Die Entstehung des Weihnachtsliedes "Stille Nacht" interpretierte die Theatergruppe in einer zeitgenössischen Darstellung, die es in sich hatte. Während die Kostüme der Mode des frühen 18. Jahrhunderts angepasst waren, gaben die Akteure mit dem Adventskranz, der erst 100 Jahre später leuchten konnte, der Szene einen humorvollen Touch. Und als dann die Kerzen mehrmals mit einem elektronischen Feuerzeug angesteckt wurden, verpassten sie der von Anekdoten umwobenen Entstehungsgeschichte eine ganz moderne Fassung.
Die Mitwirkenden des weihnachtlichen Konzerts gefielen bei Gesang, Musik und Sketchen; sie wurden reichlich mit Beifall belohnt. Bewiesen wurde einmal mehr das eindrucksvolle Können der verschiedenen musischen Gruppen.
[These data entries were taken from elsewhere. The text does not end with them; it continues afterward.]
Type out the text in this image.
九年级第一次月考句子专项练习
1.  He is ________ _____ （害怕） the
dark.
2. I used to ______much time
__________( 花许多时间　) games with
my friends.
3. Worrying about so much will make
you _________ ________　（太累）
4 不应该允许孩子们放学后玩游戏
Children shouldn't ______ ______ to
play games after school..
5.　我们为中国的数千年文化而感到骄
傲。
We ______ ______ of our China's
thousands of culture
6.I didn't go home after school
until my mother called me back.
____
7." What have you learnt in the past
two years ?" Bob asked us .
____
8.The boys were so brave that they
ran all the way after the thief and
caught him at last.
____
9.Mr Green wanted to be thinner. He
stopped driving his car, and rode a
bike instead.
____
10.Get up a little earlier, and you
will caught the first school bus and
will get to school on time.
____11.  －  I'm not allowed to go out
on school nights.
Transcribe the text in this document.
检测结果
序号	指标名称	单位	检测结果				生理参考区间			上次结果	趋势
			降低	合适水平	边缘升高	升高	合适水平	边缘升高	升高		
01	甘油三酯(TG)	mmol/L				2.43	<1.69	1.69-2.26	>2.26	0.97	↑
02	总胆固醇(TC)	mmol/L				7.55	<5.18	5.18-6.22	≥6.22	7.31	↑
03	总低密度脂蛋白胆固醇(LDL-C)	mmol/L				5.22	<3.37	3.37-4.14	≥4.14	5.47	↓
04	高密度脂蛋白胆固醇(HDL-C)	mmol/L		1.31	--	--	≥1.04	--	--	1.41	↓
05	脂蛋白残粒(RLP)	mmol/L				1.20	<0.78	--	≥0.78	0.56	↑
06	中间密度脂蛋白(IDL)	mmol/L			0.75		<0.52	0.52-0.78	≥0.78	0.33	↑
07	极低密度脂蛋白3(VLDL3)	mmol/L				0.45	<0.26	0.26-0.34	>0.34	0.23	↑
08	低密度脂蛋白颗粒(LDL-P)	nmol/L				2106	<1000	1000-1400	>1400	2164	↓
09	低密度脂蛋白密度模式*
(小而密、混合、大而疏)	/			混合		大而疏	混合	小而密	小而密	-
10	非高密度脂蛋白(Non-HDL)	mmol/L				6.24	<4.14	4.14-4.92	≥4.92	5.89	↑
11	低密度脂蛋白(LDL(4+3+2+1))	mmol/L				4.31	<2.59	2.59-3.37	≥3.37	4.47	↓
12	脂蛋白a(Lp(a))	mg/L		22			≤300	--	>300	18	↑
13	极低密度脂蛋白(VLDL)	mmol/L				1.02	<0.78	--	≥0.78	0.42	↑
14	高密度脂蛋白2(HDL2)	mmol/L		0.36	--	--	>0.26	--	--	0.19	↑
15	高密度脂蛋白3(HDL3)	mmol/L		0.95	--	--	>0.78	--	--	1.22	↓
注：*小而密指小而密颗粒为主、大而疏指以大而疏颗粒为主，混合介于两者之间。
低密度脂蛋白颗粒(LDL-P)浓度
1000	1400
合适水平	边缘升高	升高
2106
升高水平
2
"We wish you a merry Christmas" - mit diesem und anderen Liedern bereiteten die Akteure ihrem Publikum einen ebenso schwungvollen wie unterhaltsamen Abend. Die verhaltenen und besinnlichen Momente wurden mit rhythmischen Konzertteilen zu einem harmonischen Ganzen zusammengefügt.
Die Schülerinnen und Schüler sämtlicher Jahrgänge, die wochenlang für diesen Tag geprobt hatten, präsentierten unter der Regie von ihren Musiklehrern und -lehrerinnen ein ausgewogenes Programm.
Die Schülerband trat in neuer Formation auf. Der starke Gospelchor überzeugte mit klanglicher Qualität. Gemeinsam mit dem Unterstufenchor erklang das bekannte Lied "A night of glory und dreaming".
Die Lehrerband mit Schulleiter Heinz Zech an der Bass-Gitarre wurde ebefalls mit viel Beifall belohnt.
Ganz aktuell war die Meldung über die erfolgreich abgeschlossene Spendenaktion für Menschen in die Slowakei. Als Verbindungsmann stand ein ehemaliger Realschüler, Jürgen Hofmann aus Bad Staffelstein, der Aktion zur Seite. Er berichtete von der Rückkehr des Hilfskonvois in der vergangenen Woche und verteilte Weihnachtsgrüße der Beschenkten.
Mitwirkende waren die Bläser der Klasse 6b, die Theatergruppe, der Unterstufenchor, der Instrumentalkreis, die Lehrerband mit Bläsern, die Schülerband und der Gospelchor. Die Moderation hatte Karola Kaindl übernommen. Die Leitung hatten Wolfgang Haßler, Karl Keller, Gaby Kroemer, Melanie Tucker und Beatrix Erwen.